Installé à Montréal depuis 1996, Elage Diouf reste profondément connecté au Sénégal. Il suit l’actualité artistique et sociale de près et en tire son inspiration. ‘’Ce que j’écris, ce que je chante, vient de ce que je vis, mais aussi de ce que les autres vivent. J’observe, j’écoute, je raconte.’’

Pour lui, la scène musicale sénégalaise regorge de talents, mais souffre d’un manque d’accompagnement.

‘’Faire de la musique demande des moyens. Beaucoup d’artistes talentueux ne peuvent pas avancer parce qu’ils n’ont pas de soutien. Et parfois, les rares ressources qu’ils trouvent viennent de mécènes qui attendent quelque chose en retour’’, a-t-il regretté.

Il appelle à une meilleure structuration du secteur et à la protection des artistes contre le piratage. ‘’Vendre les CD piratés dans la rue, c’est comme vendre un bien volé. Cela tue la carrière de l’artiste.’’

La création, chez lui, est avant tout un processus spontané. ‘’Navétane, je l’ai composée en cuisinant’’, confie-t-il, sourire en coin. ‘’Je me suis dit : tiens, cela ferait une bonne chanson pour motiver les joueurs.

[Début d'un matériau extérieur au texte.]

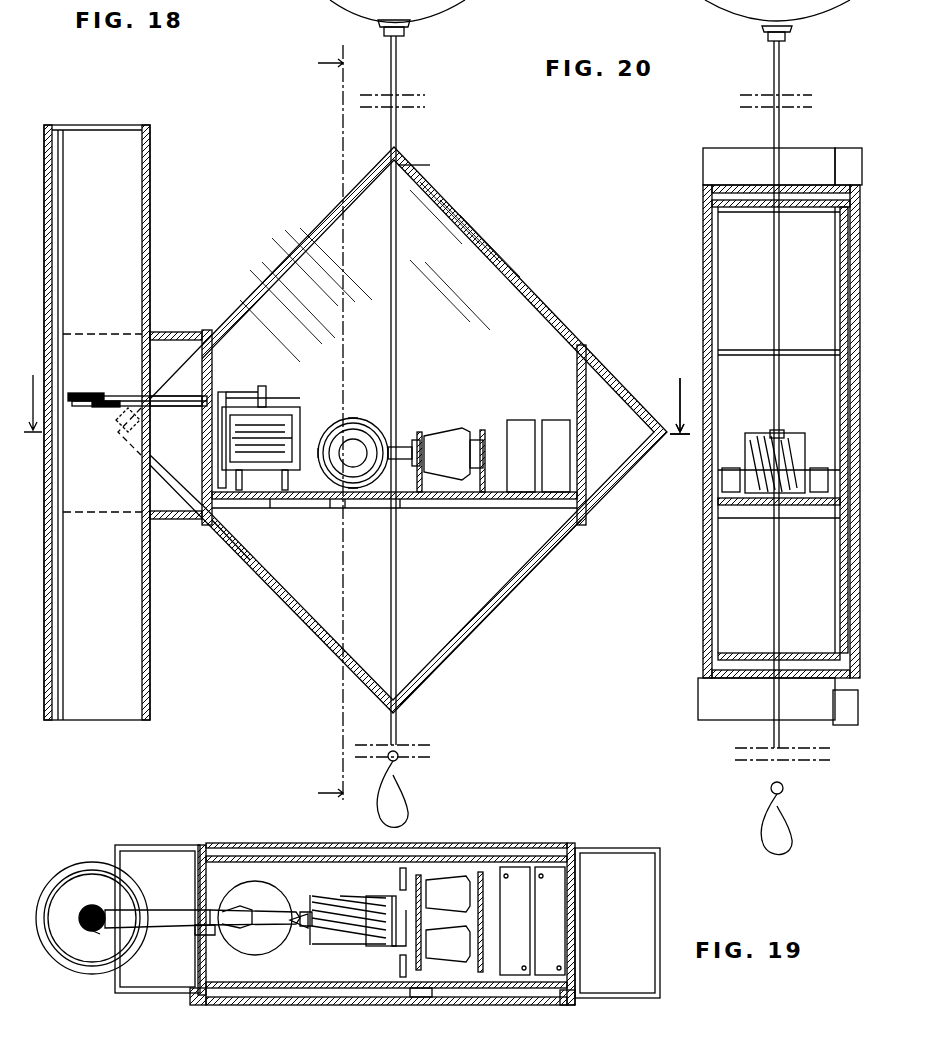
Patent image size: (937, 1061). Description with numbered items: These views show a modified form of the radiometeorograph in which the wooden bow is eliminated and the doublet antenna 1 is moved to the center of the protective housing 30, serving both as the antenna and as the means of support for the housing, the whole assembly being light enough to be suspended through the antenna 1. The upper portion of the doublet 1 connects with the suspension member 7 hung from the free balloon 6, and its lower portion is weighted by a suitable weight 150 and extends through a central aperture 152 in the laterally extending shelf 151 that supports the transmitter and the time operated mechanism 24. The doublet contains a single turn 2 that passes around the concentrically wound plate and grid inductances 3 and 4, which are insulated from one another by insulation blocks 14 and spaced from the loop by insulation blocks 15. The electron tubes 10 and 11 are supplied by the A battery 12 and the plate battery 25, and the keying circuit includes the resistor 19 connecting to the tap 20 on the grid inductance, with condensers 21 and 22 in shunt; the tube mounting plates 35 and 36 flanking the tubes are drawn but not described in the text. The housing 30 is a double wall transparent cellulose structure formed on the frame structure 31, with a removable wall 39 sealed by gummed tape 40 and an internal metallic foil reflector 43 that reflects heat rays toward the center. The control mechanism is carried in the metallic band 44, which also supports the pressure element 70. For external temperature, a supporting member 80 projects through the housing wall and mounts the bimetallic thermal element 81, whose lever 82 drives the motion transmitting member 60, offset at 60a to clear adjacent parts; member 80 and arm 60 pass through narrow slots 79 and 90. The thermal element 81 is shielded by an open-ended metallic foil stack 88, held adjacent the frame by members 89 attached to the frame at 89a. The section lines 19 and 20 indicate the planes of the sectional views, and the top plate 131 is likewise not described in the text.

In FIG. 18, the doublet antenna 1 is at (399, 142).
In FIG. 20, the doublet antenna 1 is at (784, 148).
In FIG. 19, the doublet antenna 1 is at (390, 910).
In FIG. 18, the single turn 2 is at (356, 418).
In FIG. 20, the single turn 2 is at (780, 430).
In FIG. 19, the single turn 2 is at (306, 932).
In FIG. 18, the plate circuit inductance 3 is at (322, 500).
In FIG. 20, the plate circuit inductance 3 is at (752, 510).
In FIG. 19, the plate circuit inductance 3 is at (352, 896).
In FIG. 18, the grid circuit inductance 4 is at (378, 500).
In FIG. 20, the grid circuit inductance 4 is at (716, 462).
In FIG. 19, the grid circuit inductance 4 is at (372, 946).
In FIG. 18, the free balloon 6 is at (418, 24).
In FIG. 20, the free balloon 6 is at (815, 22).
In FIG. 18, the suspension member 7 is at (400, 82).
In FIG. 20, the suspension member 7 is at (782, 72).
In FIG. 19, the electron tube 10 is at (448, 894).
In FIG. 18, the electron tube 11 is at (452, 478).
In FIG. 19, the electron tube 11 is at (448, 944).
In FIG. 18, the A battery 12 is at (556, 420).
In FIG. 19, the A battery 12 is at (580, 920).
In FIG. 18, the insulation blocks 14 is at (326, 430).
In FIG. 18, the insulation blocks 15 is at (298, 535).
In FIG. 20, the insulation blocks 15 is at (760, 426).
In FIG. 19, the insulation blocks 15 is at (330, 946).
In FIG. 18, the resistor 19 is at (352, 391).
In FIG. 20, the resistor 19 is at (672, 395).
In FIG. 18, the tap 20 is at (332, 430).
In FIG. 19, the tap 20 is at (336, 824).
In FIG. 20, the condenser 21 is at (706, 522).
In FIG. 19, the condenser 21 is at (404, 866).
In FIG. 18, the condenser 22 is at (410, 500).
In FIG. 20, the condenser 22 is at (816, 494).
In FIG. 19, the condenser 22 is at (414, 996).
In FIG. 18, the time operated mechanism 24 is at (270, 398).
In FIG. 19, the time operated mechanism 24 is at (236, 902).
In FIG. 18, the plate battery 25 is at (521, 420).
In FIG. 19, the plate battery 25 is at (520, 880).
In FIG. 18, the protective housing 30 is at (498, 290).
In FIG. 20, the protective housing 30 is at (706, 496).
In FIG. 19, the protective housing 30 is at (212, 843).
In FIG. 18, the frame structure 31 is at (430, 156).
In FIG. 19, the frame structure 31 is at (138, 845).
In FIG. 18, the mount plate 35 is at (422, 430).
In FIG. 19, the mount plate 35 is at (422, 876).
In FIG. 18, the mount plate 36 is at (482, 428).
In FIG. 19, the mount plate 36 is at (484, 876).
In FIG. 20, the removable wall 39 is at (842, 250).
In FIG. 19, the removable wall 39 is at (478, 996).
In FIG. 20, the gummed tape 40 is at (835, 170).
In FIG. 19, the gummed tape 40 is at (188, 1000).
In FIG. 18, the metallic foil reflector 43 is at (442, 628).
In FIG. 20, the metallic foil reflector 43 is at (778, 652).
In FIG. 18, the metallic band 44 is at (135, 522).
In FIG. 19, the metallic band 44 is at (266, 912).
In FIG. 18, the motion transmitting member 60 is at (224, 386).
In FIG. 19, the offset 60a is at (236, 936).
In FIG. 18, the pressure element 70 is at (222, 545).
In FIG. 18, the slot 79 is at (180, 408).
In FIG. 19, the slot 79 is at (196, 940).
In FIG. 18, the supporting member 80 is at (104, 408).
In FIG. 19, the supporting member 80 is at (170, 845).
In FIG. 18, the bimetallic thermal element 81 is at (82, 392).
In FIG. 19, the bimetallic thermal element 81 is at (88, 906).
In FIG. 18, the lever 82 is at (120, 392).
In FIG. 19, the lever 82 is at (94, 934).
In FIG. 18, the stack 88 is at (148, 238).
In FIG. 19, the stack 88 is at (68, 968).
In FIG. 18, the members 89 is at (156, 330).
In FIG. 19, the members 89 is at (58, 872).
In FIG. 18, the attachment point 89a is at (208, 330).
In FIG. 18, the slot 90 is at (124, 440).
In FIG. 19, the slot 90 is at (145, 906).
In FIG. 20, the top plate 131 is at (703, 192).
In FIG. 18, the weight 150 is at (402, 795).
In FIG. 20, the weight 150 is at (790, 828).
In FIG. 18, the shelf 151 is at (272, 505).
In FIG. 20, the shelf 151 is at (790, 520).
In FIG. 19, the shelf 151 is at (246, 856).
In FIG. 18, the central aperture 152 is at (366, 530).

Je l’ai enregistrée en maquette, puis je suis allé en studio. C’est venu naturellement.’’

Selon lui, ‘’ce qui est difficile, c’est de trouver l’idée. Une fois qu’elle vient, on la développe. Et on ne sait jamais à qui ça va plaire. Mais il faut oser proposer’’.

”J’aime les chansons qui racontent quelque chose, qui laissent une trace. L’amour, c’est bien, mais on ne peut pas chanter que ça. Il y a des réalités à dire, des messages à faire passer”, souligne Elage Diouf.

Sa dernière chanson Saytou (analyse en wolof), dit-il, est née d’un ressenti face à des dérives sociales. ”Ce que j’entends parfois dans les audios, les discussions, les comportements, ça m’inquiète. Il faut parfois tirer la sonnette d’alarme”, a-t-il indiqué.

Parmi ses influences majeures, Elage Diouf cite Youssou Ndour, Baaba Maal, Souleymane Faye, mais aussi les grandes voix du théâtre Sorano. ”Je suis très curieux. J’ai toujours écouté de tout. Même la télévision, dans mon enfance, a été une source d’apprentissage”, dit-il.

Aujourd’hui, bien que discret, il continue de travailler sur de nouveaux projets. ”J’ai beaucoup de chansons. L’industrie a changé, les albums physiques sont devenus rares. Tout est numérique. Mais j’essaie de m’adapter et de toujours proposer quelque chose de neuf”, indique-t-il.

Le concert prévu ce vendredi 20 juin à l’Institut français de Dakar s’annonce ainsi comme une plongée intime dans l’univers d’un artiste enraciné, généreux et profondément habité par le rythme et la parole.